I’ve not checked into the Irish Migration Studies in Latin American site in quite a while, but thanks to a link on Archivalia I see that there is some interesting new stuff.

Besides the archives of their fascinating publication featuring dozens of articles about the Irish in Latin America, the Society for Irish Latin American has now released the digitized diary of Roberto Murphy, which is about life on a sheep estancia in the Buenos Aires province during the years 1887 – 1934.

The diary also includes a number of images of press clippings, old peso notes, and even a stamp such as this one from 1928.

Argentina stamp

From the Irish Migration Studies site:

Roberto Murphy (1855-1934) was born in Lobos, province of Buenos Aires, the youngest child of Michael Murphy (1807-1864) of County Offaly, and his wife, Elizabeth, née Scully (b.c.1830). Michael Murphy arrived in Argentina in 1829 and worked in sheep-farming in north-west Buenos Aires. In Lobos he owned two estancias (ranches) and 20,000 sheep. During the cholera outbreak of 1868, Roberto Murphy survived his brothers Eduardo (1844-1868) and Patricio (1854-1868), and his sister Isabel Tallon (née Murphy) (1851-1868); all of them died in February of that frightful year in the countryside of Buenos Aires. Roberto Murphy worked in the family estancias, and became a well-known public figure in the area. In 1887 he was appointed justice of the peace in Lobos district, and in 1896 was elected to the provincial parliament for the National Party (though his candidature was later withdrawn as a result of election manoeuvring). In 1895 he married Annie Morgan (1857-1898), daughter of George Morgan and Anne Gaynor, of San Andrés de Giles. They had two children. In 1902 he married Luisa Cunningham (1856-1926), daughter of Joseph Cunningham and Mary Murphy. Roberto Murphy died on 14 July 1934 in Cambaceres, near Ensenada, and was buried in the Recoleta cemetery of Buenos Aires.

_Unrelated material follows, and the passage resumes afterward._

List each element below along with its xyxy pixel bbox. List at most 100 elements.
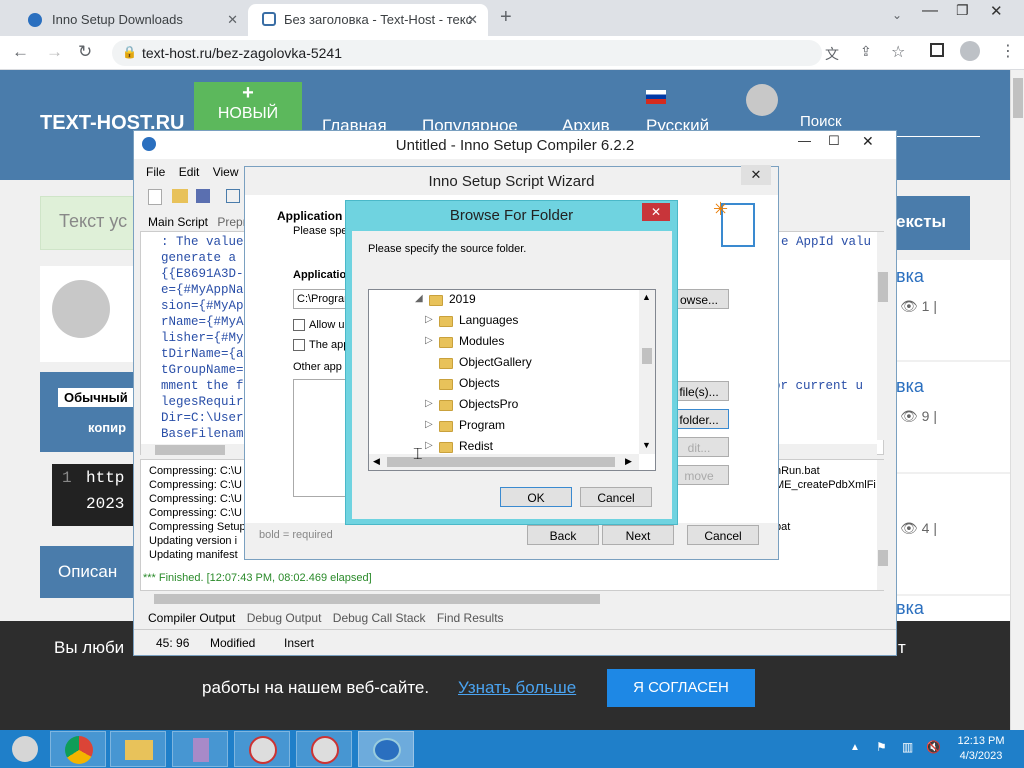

For forty-eight years – from 28 February 1887 up to a few days before his death in 1934 – Roberto Murphy maintained a diary. Typically, daily entries include five to ten hand-written lines recording ranch business, family news, visits, local affairs, travel reports and remarks about the weather, market prices, movements of neighbours or political upheavals. Cash accounts close every year, and miscellaneous materials like press clippings or notes are occasionally inserted with some entries. Entries are organised in forty-eight volumes, using the Lett’s Diary N° 45, hard covers, 21 x 13 cm, with daily entries presented on weeks in facing pages. The volumes are in the private collection of the Murphy family of Buenos Aires.

Take a look and be sure to browse through the back issues of Irish Migration Studies in Latin America for some good reads.